No PPP eletrônico quem publica é a organização, e o evento carrega o CPF de quem elaborou o laudo
O documento técnico continua sendo a origem da informação, mas quem transmite é o declarante — e a divergência entre laudo e evento nasce publicada, com dois responsáveis dentro.
Enquanto o perfil profissiográfico era um formulário em papel, a pergunta "quem assina" tinha resposta simples. No perfil eletrônico, implantado em 1º de janeiro de 2023, a pergunta mudou de forma: não há mais uma assinatura no fim da folha, há uma cadeia — e cada elo tem dono.
o evento carrega o CPF de quem elaborou o laudo
Ressalta-se que o responsável pelos registros ambientais é(são) o(s) profissional(is) que elaboraram o LTCAT ou dos documentos aceitos em sua substituição ou complementação, conforme legislação vigente.
O grupo permite registrar até 99 responsáveis de forma concomitante, e o campo recebe o CPF de cada um. Ou seja: o arquivo transmitido não é anônimo. Ele nomeia, por CPF, quem assinou tecnicamente a descrição da exposição.

mas quem transmite é o declarante
A obrigação de enviar o evento é da organização — o manual a chama de declarante. O documento técnico é a fonte da informação; o evento é a publicação dela. É por isso que a divergência entre os dois não é um desencontro interno: é uma declaração feita pela empresa, em nome próprio, apontando um responsável técnico identificado.
o que entra e o que não entra no evento
Duas travas se somam, e confundi-las produz tanto omissão quanto excesso. A primeira é de catálogo: a tabela de agentes nocivos do eSocial inclui somente os agentes e atividades elencados no anexo IV do Regulamento da Previdência Social, aprovado pelo Decreto nº 3.048, de 1999. Nada fora dessa lista tem código para ser declarado. A segunda é de gatilho, e o manual a escreve assim:
A exigência de registro em relação aos agentes nocivos químicos e físicos, para os quais haja limite de tolerância estabelecido na legislação trabalhista e aplicável no âmbito da legislação previdenciária, fica condicionada ao alcance dos níveis de ação e, em relação aos demais agentes nocivos, à efetiva exposição no ambiente de trabalho, conforme disciplina o art. 260 da Instrução Normativa INSS nº. 128, de 28 de março de 2022.

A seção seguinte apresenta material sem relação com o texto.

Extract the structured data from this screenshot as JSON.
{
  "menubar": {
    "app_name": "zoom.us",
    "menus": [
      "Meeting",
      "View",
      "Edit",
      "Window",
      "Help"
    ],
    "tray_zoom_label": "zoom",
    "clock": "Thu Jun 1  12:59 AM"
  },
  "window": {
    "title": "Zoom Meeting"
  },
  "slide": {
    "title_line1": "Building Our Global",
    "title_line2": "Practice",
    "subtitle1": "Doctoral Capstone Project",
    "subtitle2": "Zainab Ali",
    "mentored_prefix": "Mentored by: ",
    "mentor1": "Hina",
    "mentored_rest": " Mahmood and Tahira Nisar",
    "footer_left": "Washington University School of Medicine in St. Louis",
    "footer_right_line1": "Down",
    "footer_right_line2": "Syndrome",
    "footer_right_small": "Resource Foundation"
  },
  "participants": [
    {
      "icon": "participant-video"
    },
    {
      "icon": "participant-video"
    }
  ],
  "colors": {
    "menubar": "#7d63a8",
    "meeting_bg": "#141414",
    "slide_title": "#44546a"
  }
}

O próprio manual dá o exemplo do ruído medido abaixo do nível de ação: nessa situação não há obrigação de reportar a exposição no evento, por não ser informação obrigatória para a composição do perfil — e o manual acrescenta que também não há impedimento de reportá-la como medida de gestão. Ou seja, a régua previdenciária é mais estreita do que a régua de gerenciamento de riscos, e o inventário continua registrando o que o evento não recebe.
A divergência tem endereço, e ele não é o do software
Quando o laudo descreve uma exposição e o evento declara outra, quem publicou a divergência foi a organização. O nome do profissional que elaborou o documento técnico está dentro do arquivo, por CPF, o que torna a inconsistência verificável dos dois lados. A conferência que resolve é banal e quase nunca é feita: ler o evento transmitido ao lado do laudo que o originou, antes de o trabalhador pedir o benefício.
Sucessão não zera o passado
Em admissão por transferência, o sucessor envia novo evento com data de início da condição igual à data da transferência. O manual registra que o fato de o sucessor ajustar ou complementar as informações não exime a responsabilidade do sucedido nem a do sucessor pela ausência ou pela incorreção das informações pretéritas.
Fontes
- NR-1 — Disposições gerais e gerenciamento de riscos ocupacionais. Subitem 1.5.7.3.2 — conteúdo mínimo do inventário de riscos
- NR-9 — Avaliação e controle das exposições ocupacionais a agentes físicos, químicos e biológicos. Item 9.6.1 — dados a serem registrados na avaliação de exposição
A norma vigente e sempre a publicada pelo Ministerio do Trabalho e Emprego. Este texto comenta a exigencia — nao a substitui, e nao vale como parecer para caso concreto.